In summary, in the thermal module system for LED headlamp module according to the present invention, a heat sink module is arranged on a car in an air passage having air flowing therethrough, such as a space in or behind the front bumper, at an inner side of the front fender of said car, or at the radiator side. Heat produced by the LED headlamp module is conducted by a heat conductive element to the heat sink module and dissipated. Since the heat sink module is arranged in the air passage, its thermal performance may be enhanced through either natural or forced air convection. A fan may be provided near the heat sink module to further improve the thermal performance. A water sprayer may also be provided in the car near the heat sink module to enhance the thermal performance using water spray.
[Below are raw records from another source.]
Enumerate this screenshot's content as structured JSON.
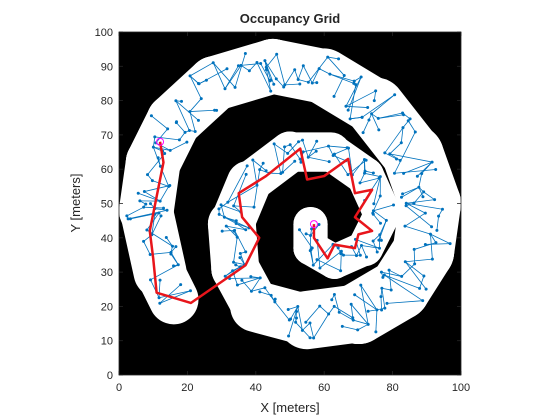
{
  "chart_data": {
    "type": "scatter",
    "title": "Occupancy Grid",
    "xlabel": "X [meters]",
    "ylabel": "Y [meters]",
    "xlim": [
      0,
      100
    ],
    "ylim": [
      0,
      100
    ],
    "xticks": [
      "0",
      "20",
      "40",
      "60",
      "80",
      "100"
    ],
    "yticks": [
      "0",
      "10",
      "20",
      "30",
      "40",
      "50",
      "60",
      "70",
      "80",
      "90",
      "100"
    ],
    "grid": false,
    "colors": {
      "occupied": "#000000",
      "free": "#ffffff",
      "tree": "#0072BD",
      "path": "#e8151b",
      "endpoint": "#ff00ff",
      "axes": "#262626"
    },
    "free_space_centerline": [
      [
        16,
        22
      ],
      [
        12,
        30
      ],
      [
        8,
        48
      ],
      [
        10,
        62
      ],
      [
        16,
        74
      ],
      [
        28,
        85
      ],
      [
        45,
        90
      ],
      [
        60,
        87
      ],
      [
        75,
        78
      ],
      [
        86,
        64
      ],
      [
        91,
        50
      ],
      [
        89,
        36
      ],
      [
        82,
        25
      ],
      [
        70,
        18
      ],
      [
        55,
        16
      ],
      [
        40,
        20
      ],
      [
        34,
        31
      ],
      [
        33,
        44
      ],
      [
        38,
        56
      ],
      [
        50,
        65
      ],
      [
        62,
        65
      ],
      [
        72,
        58
      ],
      [
        77,
        47
      ],
      [
        72,
        37
      ],
      [
        63,
        33
      ],
      [
        56,
        37
      ],
      [
        56,
        44
      ]
    ],
    "free_space_width": [
      7,
      7.5,
      8,
      8,
      8,
      8,
      8,
      8,
      8.5,
      9,
      9,
      9,
      9,
      9,
      8,
      7,
      7,
      7,
      6,
      6,
      5.5,
      5.5,
      5.5,
      5,
      5,
      5,
      5
    ],
    "planned_path": [
      [
        12,
        68
      ],
      [
        13,
        62
      ],
      [
        11,
        52
      ],
      [
        9,
        42
      ],
      [
        10,
        34
      ],
      [
        11,
        24
      ],
      [
        21,
        21
      ],
      [
        37,
        32
      ],
      [
        41,
        40
      ],
      [
        36,
        46
      ],
      [
        35,
        53
      ],
      [
        43,
        58
      ],
      [
        53,
        66
      ],
      [
        55,
        57
      ],
      [
        60,
        58
      ],
      [
        67,
        63
      ],
      [
        69,
        53
      ],
      [
        74,
        54
      ],
      [
        69,
        46
      ],
      [
        74,
        42
      ],
      [
        70,
        41
      ],
      [
        69,
        37
      ],
      [
        63,
        38
      ],
      [
        61,
        34
      ],
      [
        57,
        40
      ],
      [
        57,
        44
      ]
    ],
    "start": [
      12,
      68
    ],
    "goal": [
      57,
      44
    ]
  }
}
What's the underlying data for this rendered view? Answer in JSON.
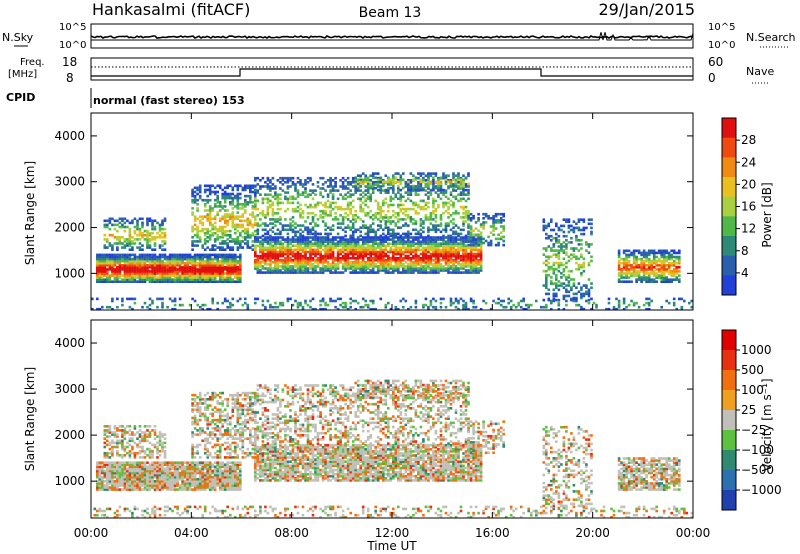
{
  "header": {
    "station": "Hankasalmi (fitACF)",
    "beam": "Beam 13",
    "date": "29/Jan/2015"
  },
  "top_panel": {
    "left_label": "N.Sky",
    "right_label": "N.Search",
    "left_ticks": [
      "10^5",
      "10^0"
    ],
    "right_ticks": [
      "10^5",
      "10^0"
    ]
  },
  "freq_panel": {
    "left_label_1": "Freq.",
    "left_label_2": "[MHz]",
    "right_label": "Nave",
    "left_ticks": [
      "18",
      "8"
    ],
    "right_ticks": [
      "60",
      "0"
    ]
  },
  "cpid": {
    "label": "CPID",
    "text": "normal (fast stereo) 153"
  },
  "chart_data": [
    {
      "type": "heatmap",
      "title": "",
      "ylabel": "Slant Range [km]",
      "yticks": [
        "4000",
        "3000",
        "2000",
        "1000"
      ],
      "ylim": [
        200,
        4500
      ],
      "colorbar": {
        "label": "Power [dB]",
        "ticks": [
          "28",
          "24",
          "20",
          "16",
          "12",
          "8",
          "4"
        ],
        "colors": [
          "#2040d8",
          "#2a5fae",
          "#2e8a78",
          "#4fb848",
          "#a8d040",
          "#e8c020",
          "#f08a10",
          "#f04a10",
          "#e01010"
        ]
      }
    },
    {
      "type": "heatmap",
      "title": "",
      "ylabel": "Slant Range [km]",
      "yticks": [
        "4000",
        "3000",
        "2000",
        "1000"
      ],
      "ylim": [
        200,
        4500
      ],
      "colorbar": {
        "label": "Velocity [m s⁻¹]",
        "ticks": [
          "1000",
          "500",
          "100",
          "25",
          "−25",
          "−100",
          "−500",
          "−1000"
        ],
        "colors": [
          "#2040b0",
          "#2d70b0",
          "#2f8a70",
          "#5ec040",
          "#c0c0b8",
          "#f0a020",
          "#f07010",
          "#e83010",
          "#e00000"
        ]
      }
    }
  ],
  "xaxis": {
    "ticks": [
      "00:00",
      "04:00",
      "08:00",
      "12:00",
      "16:00",
      "20:00",
      "00:00"
    ],
    "label": "Time UT"
  }
}
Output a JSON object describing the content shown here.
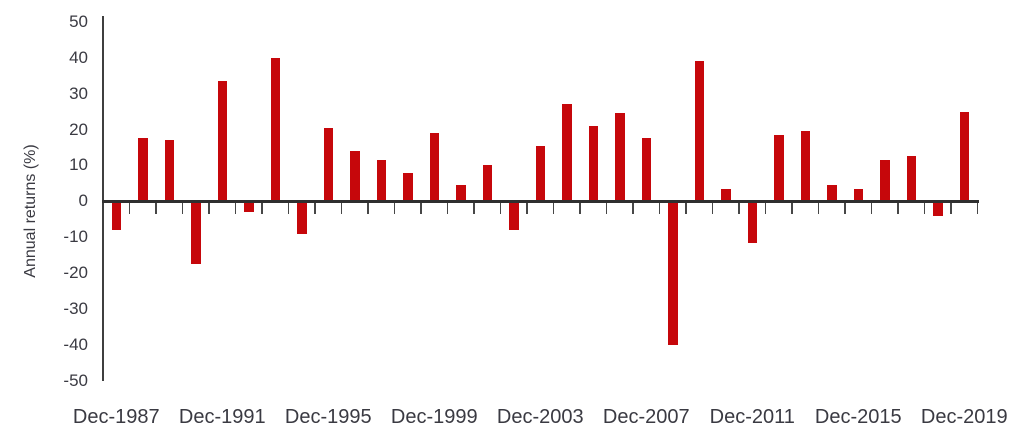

With these arrangements, the LED headlamp module may work at a lowered ambient air temperature to thereby have a prolonged lifetime.

Claims

1. A thermal module system for LED headlamp module, comprising:

a LED module mounted in a headlamp of a car;

at least one heat sink module having a plurality of fins, said heat sink module being arranged on the car in an air passage, through which airflow passes; and

at least one heat conductive element being connected at two ends to said LED module and said heat sink module, so that heat produced by said LED module is transmitted via said heat conductive element to said heat sink module.

2. The thermal module system for LED headlamp module as claimed in claim 1, wherein said LED module includes a panel and a plurality of light emitting diodes (LEDs) mounted on said panel.

3. The thermal module system for LED headlamp module as claimed in claim 1, wherein said air passage is located behind a front bumper of said car.

4. The thermal module system for LED headlamp module as claimed in claim 3, wherein said air passage has a vent provided on said front bumper.

5. The thermal module system for LED headlamp module as claimed in claim 1, wherein said air passage is located at an inner side of the front fender of said car.

6. The thermal module system for LED headlamp module as claimed in claim 5, wherein said air passage has a vent provided on said front fender of said car.

7. The thermal module system for LED headlamp module as claimed in claim 1, wherein said air passage is located at a radiator side of said car.

8. The thermal module system for LED headlamp module as claimed in claim 1, further comprising a heat insulating material provided around said LED module and said heat sink module, such that said LED module and said heat sink module are isolated from a high-temperature engine compartment of said car while heat produced by said LED module is dissipated via said heat sink module.

9. The thermal module system for LED headlamp module as claimed in claim 8, wherein said insulating material is also provided around said air passage.

10. The thermal module system for LED headlamp module as claimed in claim 1, further comprising a fan located in the vicinity of said heat sink module to enhance the thermal performance of said heat sink module.

11. The thermal module system for LED headlamp module as claimed in claim 1, wherein said heat conductive element is a heat pipe.

12. The thermal module system for LED headlamp module as claimed in claim 1, further comprising a water sprayer, water pipes, a water reservoir, and a pump; said water sprayer being connected to said pump via one of said water pipes, and said water reservoir being connected to said pump via another said water pipe.

13. The thermal module system for LED headlamp module as claimed in claim 12, wherein said water reservoir is built in said car.

14. The thermal module system for LED headlamp module as claimed in claim 1, wherein said plurality of fins are selected from the group consisting of stacked fins, tunnel-type fins, thinned fins, and extruded aluminum fins.

15. The thermal module system for LED headlamp module as claimed in claim 5, wherein said air passage utilizes a gap on said car around said front fender of said car as a vent.